Closed jennydaman closed 5 months ago
The situation where this issue affects UX is when a user attempts to pull multiple series, e.g. if a user wants to pull a study. The slowdown will be short-lived so this issue is not super important. It takes 1-3 minutes for a series of 200 instances to be registered.
Will be solved by https://github.com/FNNDSC/oxidicom/pull/1
DICOM instances are registered to CUBE one by one using HTTP POST requests. Typically, we have multiple instances per series. E.g. a MR series can have 40-400 instances, meaning we might need to make 400 HTTP post requests to CUBE in quick succession. The WSGI server's performance can be a bottleneck when multiple series are being registered simultaneously.

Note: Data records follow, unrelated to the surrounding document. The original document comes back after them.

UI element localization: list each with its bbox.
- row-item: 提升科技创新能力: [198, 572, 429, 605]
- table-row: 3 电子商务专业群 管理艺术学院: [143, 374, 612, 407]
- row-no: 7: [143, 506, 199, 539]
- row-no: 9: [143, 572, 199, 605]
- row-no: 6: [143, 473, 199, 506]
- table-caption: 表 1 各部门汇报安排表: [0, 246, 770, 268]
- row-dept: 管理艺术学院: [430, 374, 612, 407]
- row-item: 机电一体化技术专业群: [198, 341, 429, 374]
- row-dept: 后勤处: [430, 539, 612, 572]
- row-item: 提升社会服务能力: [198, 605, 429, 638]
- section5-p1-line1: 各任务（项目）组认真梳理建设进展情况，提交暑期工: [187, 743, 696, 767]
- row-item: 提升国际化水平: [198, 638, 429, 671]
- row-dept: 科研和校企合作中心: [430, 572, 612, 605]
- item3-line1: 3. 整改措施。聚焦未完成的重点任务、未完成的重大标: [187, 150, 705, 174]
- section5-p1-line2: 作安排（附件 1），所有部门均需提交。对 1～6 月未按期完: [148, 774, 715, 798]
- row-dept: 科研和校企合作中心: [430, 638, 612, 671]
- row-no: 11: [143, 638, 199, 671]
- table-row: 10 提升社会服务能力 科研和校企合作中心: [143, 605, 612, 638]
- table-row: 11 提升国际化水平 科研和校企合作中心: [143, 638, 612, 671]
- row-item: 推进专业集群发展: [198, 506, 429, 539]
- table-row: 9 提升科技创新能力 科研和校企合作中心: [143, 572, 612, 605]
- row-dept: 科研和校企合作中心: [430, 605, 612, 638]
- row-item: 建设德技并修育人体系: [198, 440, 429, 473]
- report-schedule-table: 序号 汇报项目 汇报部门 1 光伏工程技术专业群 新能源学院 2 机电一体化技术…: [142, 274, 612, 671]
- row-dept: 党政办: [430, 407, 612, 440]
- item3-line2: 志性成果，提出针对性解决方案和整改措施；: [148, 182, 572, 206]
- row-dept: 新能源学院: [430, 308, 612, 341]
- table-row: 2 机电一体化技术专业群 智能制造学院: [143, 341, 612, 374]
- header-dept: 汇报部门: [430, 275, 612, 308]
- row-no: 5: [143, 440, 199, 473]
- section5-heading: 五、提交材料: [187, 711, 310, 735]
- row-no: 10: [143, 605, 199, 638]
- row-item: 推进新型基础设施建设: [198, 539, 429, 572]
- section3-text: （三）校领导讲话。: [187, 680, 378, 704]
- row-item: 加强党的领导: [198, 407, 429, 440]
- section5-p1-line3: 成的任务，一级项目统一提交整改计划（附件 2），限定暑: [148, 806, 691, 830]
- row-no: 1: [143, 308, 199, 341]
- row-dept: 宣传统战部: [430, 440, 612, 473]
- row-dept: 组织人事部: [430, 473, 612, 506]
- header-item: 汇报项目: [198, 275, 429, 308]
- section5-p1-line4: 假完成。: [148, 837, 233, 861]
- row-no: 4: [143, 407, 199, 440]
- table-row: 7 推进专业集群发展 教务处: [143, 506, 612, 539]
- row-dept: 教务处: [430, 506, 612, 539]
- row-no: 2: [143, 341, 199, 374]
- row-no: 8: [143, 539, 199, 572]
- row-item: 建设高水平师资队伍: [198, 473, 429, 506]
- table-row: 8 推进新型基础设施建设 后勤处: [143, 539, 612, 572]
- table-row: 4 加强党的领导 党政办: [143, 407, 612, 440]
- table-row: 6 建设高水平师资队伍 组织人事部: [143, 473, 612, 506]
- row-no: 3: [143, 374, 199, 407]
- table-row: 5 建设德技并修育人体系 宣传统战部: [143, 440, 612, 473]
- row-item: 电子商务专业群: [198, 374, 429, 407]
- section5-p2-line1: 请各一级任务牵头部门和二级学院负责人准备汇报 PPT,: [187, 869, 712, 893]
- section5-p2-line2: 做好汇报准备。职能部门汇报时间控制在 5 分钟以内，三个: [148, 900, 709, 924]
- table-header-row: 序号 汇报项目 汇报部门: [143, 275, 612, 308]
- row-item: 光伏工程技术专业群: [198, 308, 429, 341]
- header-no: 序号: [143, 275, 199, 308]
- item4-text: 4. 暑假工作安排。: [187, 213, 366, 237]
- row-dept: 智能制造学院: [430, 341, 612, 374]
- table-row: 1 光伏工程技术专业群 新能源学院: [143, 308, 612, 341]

I ran a benchmark 3 times. During the benchmark, I registered 26GB of DICOM files to CUBE with a maximum of 16 worker threads. The CPU limit of CUBE was set to 4, 10, and 12 for the 3 benchmarks respectively. Here we can see the CPU usage of CUBE:
Increasing the CPU limit decreases the amount of time it takes for the benchmark to finish. However, in all situations, CPU throttling of CUBE happened due to the CPU limit.
Proposal: CUBE should be able to scan its own storage for PACSFiles, read the DICOM tags, and register them itself. It should register PACSFiles when it is informed of the presence of a new directory of files from RabbitMQ. (The DICOM file receiver component, oxidicom, would be responsible for sending this event to RabbitMQ.)